Décision déférée à la Cour : Ordonnance du 18 Juin 2021 -Président du TJ de Paris - RG n°1220002545

APPELANTS

M. [J] [P]

[Adresse 8]

[Adresse 8]

[Localité 6]

Représenté par Me Sophie GILI BOULLANT, avocat au barreau de PARIS, toque : E0818

(bénéficie d'une aide juridictionnelle Totale numéro 2021/036411 du 18/10/2021 accordée par le bureau d'aide juridictionnelle de PARIS)

ASSOCIATION TUTÉLAIRE DE LA FÉDÉRATION PROTESTANTE DES OEUVRES (ATFPO) PARIS EST, prise en la personne de son Président et en qualité de curateur renforcé de Monsieur [J] [P]

[Adresse 3]

[Localité 4]

Représentée par Me Sophie GILI BOULLANT, avocat au barreau de PARIS, toque : E0818

INTIMEES

S.C.I. SAUVEUR EM prise en la personne de son représentant légal domicilié en cette qualité audit siège

Chez ABC LIV

[Adresse 2]

[Localité 5]

S.A.S. NEXITY LAMY, ès qualités de mandataire de la S.C.I. SAUVEUR EM, domiciliée en cette qualité audit siège

[Adresse 1]

[Adresse 1]

[Localité 7]

Représentées par Me Vincent GUILLOT-TRILLER, avocat au barreau de PARIS

Assistées de Me Thibault SANCHEZ, avocat au barreau de PARIS

COMPOSITION DE LA COUR :

L'affaire a été débattue le 07 Avril 2022, en audience publique, devant la cour composée de :

Marie-Hélène MASSERON, Présidente de chambre

Thomas RONDEAU, Conseiller chargé du rapport,

Michèle CHOPIN, Conseillère

Qui en ont délibéré,

Greffier, lors des débats : Saveria MAUREL

ARRÊT :

- CONTRADICTOIRE

- par mise à disposition de l'arrêt au greffe de la Cour, les parties en ayant été préalablement avisées dans les conditions prévues au deuxième alinéa de l'article 450 du code de procédure civile.

- signé par Marie-Hélène MASSERON, Présidente de chambre et par Saveria MAUREL, Greffier, présent lors de la mise à disposition.

*****

EXPOSÉ DU LITIGE

Par acte sous seing privé du 11 juillet 2002, la société Sauveur EM a consenti à M. [P] un bail à usage d'habitation portant sur un appartement, situé [Adresse 8].

M. [P] bénéficie d'une mesure de curatelle dite renforcée, confiée à l'association tutélaire ATFPO Paris Est.

Par acte du 21 janvier 2020, le bailleur a fait délivrer au locataire un congé pour vente, à effet du 31 juillet 2020.

Le locataire n'a pas exercé son droit de préemption et s'est maintenu dans les lieux.
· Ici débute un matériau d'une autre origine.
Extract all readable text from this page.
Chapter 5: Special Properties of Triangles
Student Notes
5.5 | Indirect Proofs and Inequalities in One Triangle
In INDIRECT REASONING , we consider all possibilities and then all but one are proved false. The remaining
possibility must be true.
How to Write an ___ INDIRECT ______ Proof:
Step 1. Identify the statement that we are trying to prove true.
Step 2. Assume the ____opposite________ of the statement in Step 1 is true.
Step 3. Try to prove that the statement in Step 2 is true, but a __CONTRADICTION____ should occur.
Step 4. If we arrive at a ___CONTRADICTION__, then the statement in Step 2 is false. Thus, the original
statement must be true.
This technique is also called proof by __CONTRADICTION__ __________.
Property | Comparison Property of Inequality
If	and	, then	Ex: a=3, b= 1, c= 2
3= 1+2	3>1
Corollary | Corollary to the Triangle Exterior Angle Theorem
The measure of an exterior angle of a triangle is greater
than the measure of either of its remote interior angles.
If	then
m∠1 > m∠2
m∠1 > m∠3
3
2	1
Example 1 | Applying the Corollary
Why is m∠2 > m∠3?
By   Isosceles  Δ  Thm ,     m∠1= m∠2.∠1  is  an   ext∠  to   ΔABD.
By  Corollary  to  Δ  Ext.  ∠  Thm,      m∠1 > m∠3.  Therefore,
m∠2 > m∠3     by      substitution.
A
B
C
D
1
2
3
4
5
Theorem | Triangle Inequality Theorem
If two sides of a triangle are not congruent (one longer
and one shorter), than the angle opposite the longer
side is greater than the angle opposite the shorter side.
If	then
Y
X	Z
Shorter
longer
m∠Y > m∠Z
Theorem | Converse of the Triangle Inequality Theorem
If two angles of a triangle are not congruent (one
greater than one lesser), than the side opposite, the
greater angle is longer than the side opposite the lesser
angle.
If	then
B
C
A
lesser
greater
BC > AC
Par acte du 20 octobre 2021, la société Sauveur EM, ayant pour mandataire la société Nexity Lamy, a fait assigner M. [P] et l'Association ATFPO Paris Est devant le juge des contentieux de la protection du tribunal judiciaire de Paris statuant en référé, en validation du congé.

Les défendeurs ont en substance contesté la validité du congé et le décompte présenté par le propriétaire.
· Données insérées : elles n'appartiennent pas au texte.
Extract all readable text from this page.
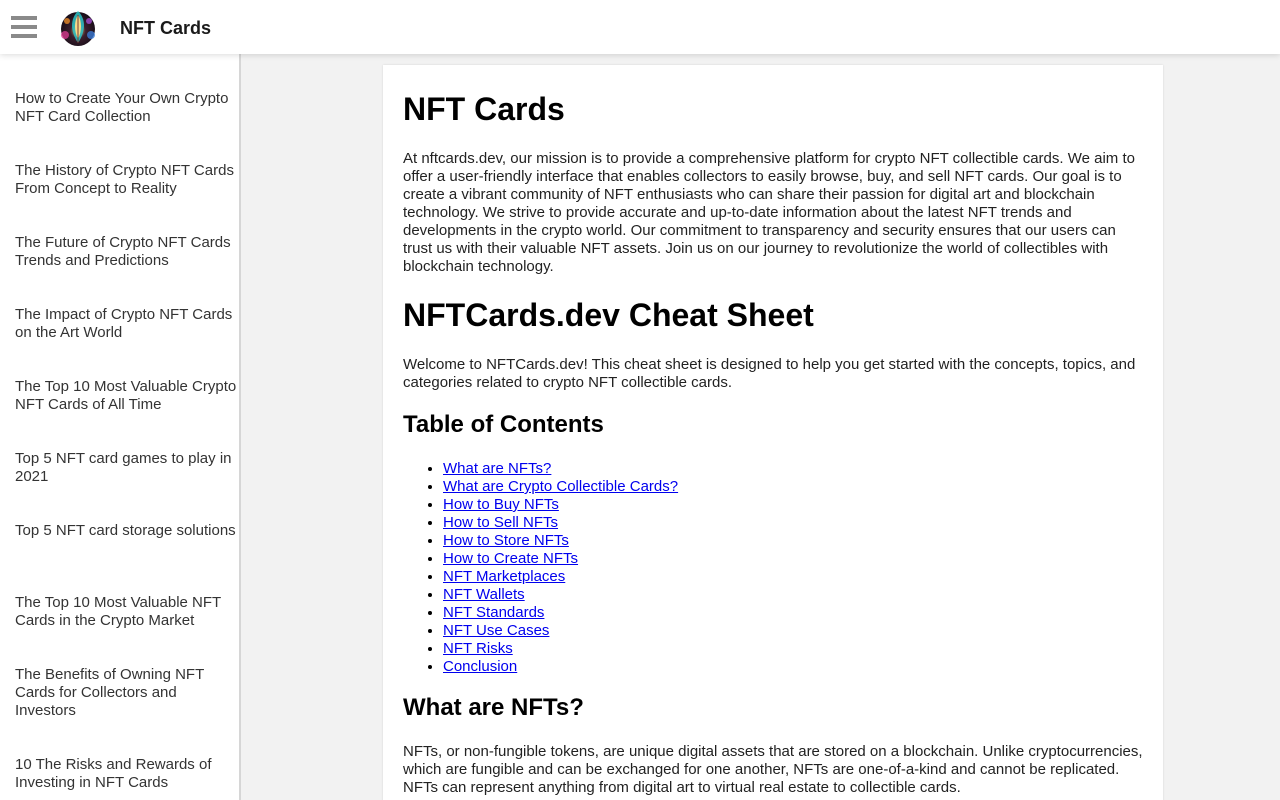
NFT Cards
How to Create Your Own Crypto NFT Card Collection
The History of Crypto NFT Cards From Concept to Reality
The Future of Crypto NFT Cards Trends and Predictions
The Impact of Crypto NFT Cards on the Art World
The Top 10 Most Valuable Crypto NFT Cards of All Time
Top 5 NFT card games to play in 2021
Top 5 NFT card storage solutions
The Top 10 Most Valuable NFT Cards in the Crypto Market
The Benefits of Owning NFT Cards for Collectors and Investors
10 The Risks and Rewards of Investing in NFT Cards
NFT Cards

At nftcards.dev, our mission is to provide a comprehensive platform for crypto NFT collectible cards. We aim to offer a user-friendly interface that enables collectors to easily browse, buy, and sell NFT cards. Our goal is to create a vibrant community of NFT enthusiasts who can share their passion for digital art and blockchain technology. We strive to provide accurate and up-to-date information about the latest NFT trends and developments in the crypto world. Our commitment to transparency and security ensures that our users can trust us with their valuable NFT assets. Join us on our journey to revolutionize the world of collectibles with blockchain technology.

NFTCards.dev Cheat Sheet

Welcome to NFTCards.dev! This cheat sheet is designed to help you get started with the concepts, topics, and categories related to crypto NFT collectible cards.

Table of Contents
• What are NFTs?
• What are Crypto Collectible Cards?
• How to Buy NFTs
• How to Sell NFTs
• How to Store NFTs
• How to Create NFTs
• NFT Marketplaces
• NFT Wallets
• NFT Standards
• NFT Use Cases
• NFT Risks
• Conclusion
What are NFTs?

NFTs, or non-fungible tokens, are unique digital assets that are stored on a blockchain. Unlike cryptocurrencies, which are fungible and can be exchanged for one another, NFTs are one-of-a-kind and cannot be replicated. NFTs can represent anything from digital art to virtual real estate to collectible cards.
Par ordonnance contradictoire du 18 juin 2021, le magistrat saisi a :

- renvoyé les parties à se pourvoir au fond ainsi qu'elles aviseront, mais dès à présent ;

Vu l'urgence,

- déclaré la société Sauveur EM recevable en son action ;

- annulé le congé pour vente délivré le 21 janvier 2020 par la société Sauveur EM à M. [P] ;

- prononcé la résiliation du bail conclu entre les parties aux torts de M. [P], à compter de ce jour ;

- constaté que M. [P] est désormais occupant sans droit ni titre du logement situé [Adresse 8] ; à défaut de libération volontaire, autorisé l'expulsion de M. [P] ainsi que celle de tous occupants de son chef, avec l'éventuel1e assistance de la force publique et d'un serrurier ;

- dit que l'expulsion ne pourra intervenir qu'à l'issue d'un délai de quatre mois après le commandement d'avoir à libérer les lieux qui sera délivré ;

- fixé le montant de l'indemnité mensuelle d'occupation provisionnelle à un montant de 643,80 euros, charges en sus, jusqu'à la libération complète des lieux, et condamné à titre provisionnel M. [P] à en acquitter le paiement intégral ;

- condamné M. [P] à verser à la société Sauveur EM la somme de 490,02 euros, représentant l'arriéré locatif au mois de mai 2021 inclus, rétabli par compensation ;

- rejeté le surplus et toutes autres demandes des parties.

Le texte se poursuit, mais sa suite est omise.